В Париже доступ эмиграции во французское общество был сильно затруднен, и она варилась в собственном соку (все это подробно описано в воспоминаниях и рассказах Берберовой, Тэффи, Газданова и многих других русских писателей, живших тогда в Париже). Такое положение создавало благоприятную почву для произрастания политических склок и подозрений. Со временем объектом таких настроений стал Синявский. Нарастающая волна травли писателя превращалась, как определила это Розанова, во «второй процесс над А.Д. Синявским». Этот процесс, вопреки моей воле и желанию, втягивал и меня. Но что делать — надо было обороняться.

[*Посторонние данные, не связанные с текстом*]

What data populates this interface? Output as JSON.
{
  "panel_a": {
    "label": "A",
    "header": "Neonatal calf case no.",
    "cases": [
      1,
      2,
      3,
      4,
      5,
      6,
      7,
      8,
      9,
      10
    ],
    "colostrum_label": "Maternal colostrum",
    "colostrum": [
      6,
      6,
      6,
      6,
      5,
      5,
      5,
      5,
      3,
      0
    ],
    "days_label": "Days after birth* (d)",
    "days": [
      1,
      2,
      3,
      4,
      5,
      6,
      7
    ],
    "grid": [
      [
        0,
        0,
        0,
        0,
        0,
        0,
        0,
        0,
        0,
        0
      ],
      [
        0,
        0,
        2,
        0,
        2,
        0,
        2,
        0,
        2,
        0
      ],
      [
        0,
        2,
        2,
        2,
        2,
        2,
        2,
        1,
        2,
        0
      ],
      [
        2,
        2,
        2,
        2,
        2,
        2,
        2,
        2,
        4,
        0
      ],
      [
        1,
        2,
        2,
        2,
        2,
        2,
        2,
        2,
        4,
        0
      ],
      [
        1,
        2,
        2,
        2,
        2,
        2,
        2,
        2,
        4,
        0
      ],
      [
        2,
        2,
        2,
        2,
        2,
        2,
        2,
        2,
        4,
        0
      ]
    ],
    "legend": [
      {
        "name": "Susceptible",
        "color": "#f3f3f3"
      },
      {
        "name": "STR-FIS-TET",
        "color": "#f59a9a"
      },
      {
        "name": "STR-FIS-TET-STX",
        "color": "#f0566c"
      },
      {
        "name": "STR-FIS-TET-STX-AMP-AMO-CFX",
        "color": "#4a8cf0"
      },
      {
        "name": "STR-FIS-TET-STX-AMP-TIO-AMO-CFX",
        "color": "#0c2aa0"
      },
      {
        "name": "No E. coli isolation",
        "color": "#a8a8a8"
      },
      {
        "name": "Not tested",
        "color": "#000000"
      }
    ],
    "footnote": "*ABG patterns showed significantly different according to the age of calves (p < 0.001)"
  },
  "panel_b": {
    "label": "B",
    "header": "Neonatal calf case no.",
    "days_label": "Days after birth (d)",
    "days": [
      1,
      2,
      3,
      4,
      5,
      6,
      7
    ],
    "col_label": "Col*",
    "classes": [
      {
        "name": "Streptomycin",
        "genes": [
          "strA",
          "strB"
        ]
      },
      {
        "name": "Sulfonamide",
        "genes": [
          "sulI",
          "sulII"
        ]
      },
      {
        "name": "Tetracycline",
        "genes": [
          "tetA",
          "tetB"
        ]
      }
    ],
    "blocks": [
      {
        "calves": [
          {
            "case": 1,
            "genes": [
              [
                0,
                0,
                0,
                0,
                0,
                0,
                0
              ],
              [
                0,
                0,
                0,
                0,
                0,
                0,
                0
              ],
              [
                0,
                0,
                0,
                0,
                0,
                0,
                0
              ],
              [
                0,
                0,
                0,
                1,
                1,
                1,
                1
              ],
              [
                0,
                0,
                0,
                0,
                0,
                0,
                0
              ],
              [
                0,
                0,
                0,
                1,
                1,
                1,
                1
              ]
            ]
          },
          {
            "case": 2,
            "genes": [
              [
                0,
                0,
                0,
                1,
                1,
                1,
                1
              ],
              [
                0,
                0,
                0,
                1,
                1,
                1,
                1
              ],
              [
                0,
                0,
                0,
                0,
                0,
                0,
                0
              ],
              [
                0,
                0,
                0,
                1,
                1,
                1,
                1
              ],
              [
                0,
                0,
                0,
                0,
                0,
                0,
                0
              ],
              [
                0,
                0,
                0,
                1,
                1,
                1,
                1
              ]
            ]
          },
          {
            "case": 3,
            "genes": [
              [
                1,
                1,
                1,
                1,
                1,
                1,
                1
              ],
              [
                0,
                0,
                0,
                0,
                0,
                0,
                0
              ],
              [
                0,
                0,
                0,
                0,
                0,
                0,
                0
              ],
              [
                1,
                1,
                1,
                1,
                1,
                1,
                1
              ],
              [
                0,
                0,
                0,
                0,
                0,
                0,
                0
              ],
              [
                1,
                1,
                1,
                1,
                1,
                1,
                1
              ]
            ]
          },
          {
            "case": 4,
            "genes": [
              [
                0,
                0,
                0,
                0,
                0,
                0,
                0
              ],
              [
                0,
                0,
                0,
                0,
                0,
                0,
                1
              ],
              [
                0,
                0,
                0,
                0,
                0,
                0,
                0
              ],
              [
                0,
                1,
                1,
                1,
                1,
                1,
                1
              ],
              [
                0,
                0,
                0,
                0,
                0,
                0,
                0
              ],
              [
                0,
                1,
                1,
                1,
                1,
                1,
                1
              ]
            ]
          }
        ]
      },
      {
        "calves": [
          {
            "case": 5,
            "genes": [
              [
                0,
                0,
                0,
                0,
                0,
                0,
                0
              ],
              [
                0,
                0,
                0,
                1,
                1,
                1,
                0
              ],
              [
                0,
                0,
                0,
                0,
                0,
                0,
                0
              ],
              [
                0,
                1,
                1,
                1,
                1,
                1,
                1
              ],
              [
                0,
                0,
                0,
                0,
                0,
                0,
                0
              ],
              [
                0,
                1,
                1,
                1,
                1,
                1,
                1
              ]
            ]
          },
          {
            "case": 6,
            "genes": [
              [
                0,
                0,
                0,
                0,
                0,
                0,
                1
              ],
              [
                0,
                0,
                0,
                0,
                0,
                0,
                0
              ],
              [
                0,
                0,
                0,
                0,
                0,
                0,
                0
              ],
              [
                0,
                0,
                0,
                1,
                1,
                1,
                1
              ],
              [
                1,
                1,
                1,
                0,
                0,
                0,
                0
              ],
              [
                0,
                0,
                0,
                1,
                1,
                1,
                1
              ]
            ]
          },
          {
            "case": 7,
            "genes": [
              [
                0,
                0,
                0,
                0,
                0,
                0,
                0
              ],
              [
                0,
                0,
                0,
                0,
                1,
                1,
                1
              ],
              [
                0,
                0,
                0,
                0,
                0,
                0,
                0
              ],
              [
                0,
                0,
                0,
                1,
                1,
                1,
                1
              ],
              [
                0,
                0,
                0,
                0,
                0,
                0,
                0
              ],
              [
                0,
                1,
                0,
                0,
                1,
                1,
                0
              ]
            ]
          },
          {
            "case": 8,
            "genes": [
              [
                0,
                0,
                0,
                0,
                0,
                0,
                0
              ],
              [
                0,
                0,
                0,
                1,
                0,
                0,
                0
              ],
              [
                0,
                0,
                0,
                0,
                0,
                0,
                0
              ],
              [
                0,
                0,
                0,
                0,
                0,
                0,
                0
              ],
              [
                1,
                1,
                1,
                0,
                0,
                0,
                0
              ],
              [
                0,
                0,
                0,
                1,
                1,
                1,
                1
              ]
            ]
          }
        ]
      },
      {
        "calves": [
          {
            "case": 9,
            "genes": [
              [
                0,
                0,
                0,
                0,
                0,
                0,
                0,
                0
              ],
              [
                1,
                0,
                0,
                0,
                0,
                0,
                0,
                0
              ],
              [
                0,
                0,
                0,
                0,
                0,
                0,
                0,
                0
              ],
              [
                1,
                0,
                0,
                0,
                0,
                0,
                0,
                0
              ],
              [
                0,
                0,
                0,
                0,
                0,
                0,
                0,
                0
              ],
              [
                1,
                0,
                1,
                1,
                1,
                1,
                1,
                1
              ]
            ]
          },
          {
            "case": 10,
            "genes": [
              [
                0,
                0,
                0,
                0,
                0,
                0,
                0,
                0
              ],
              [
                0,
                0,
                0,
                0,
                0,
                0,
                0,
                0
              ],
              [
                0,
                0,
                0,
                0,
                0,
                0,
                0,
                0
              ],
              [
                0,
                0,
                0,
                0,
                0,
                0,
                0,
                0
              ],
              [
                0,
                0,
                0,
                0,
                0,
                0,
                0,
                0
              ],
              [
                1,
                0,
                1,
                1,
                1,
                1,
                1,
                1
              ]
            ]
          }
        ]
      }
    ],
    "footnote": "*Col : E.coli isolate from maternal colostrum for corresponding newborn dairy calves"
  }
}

Этот второй — после первого, московского — процесс осуждения писателя всплыл на поверхность эмигрантской жизни еще во время нашего общего сотрудничества с журналом «Континент».
В статье Синявского «Литературный процесс в России», опубликованной в первом номере журнала, содержался следующий пассаж: «Россия-Мать, Россия-Сука, ты еще ответишь за это очередное, вскормленное тобою и выброшенное потом на помойку с позором, — дитя». Это было написано в связи с эмиграцией третьей волны, не только еврейской, но и людей всяких национальностей, бегущих из России. Этот пассаж вызвал бурное возмущение патриотов, националистов и антисемитов: как, русский писатель Россию сукой обозвал?! И. Шафаревич, друг и ближайший сотрудник Солженицына, человек крайних националистических убеждений, автор резко антисемитской книги «Русофобия», вообще отлучил от русской литературы писателей, покинувших Россию. На спину Синявского уже тогда был наклеен бубновый туз жида и русофоба. К отечественному негодованию присоединили голоса те представители старой эмиграции, которые считали себя распорядителями судеб русской литературы и с недоверием относились к нам — вновь приехавшим. Журнал «Вестник РСХД» и газета «Русская мысль» в Париже, «Новый журнал» в Америке, не говоря уже о желтой прессе, щедро предоставляли свои страницы негодующим. Синявскому, как и его защитникам, доступ в эти печатные органы был закрыт.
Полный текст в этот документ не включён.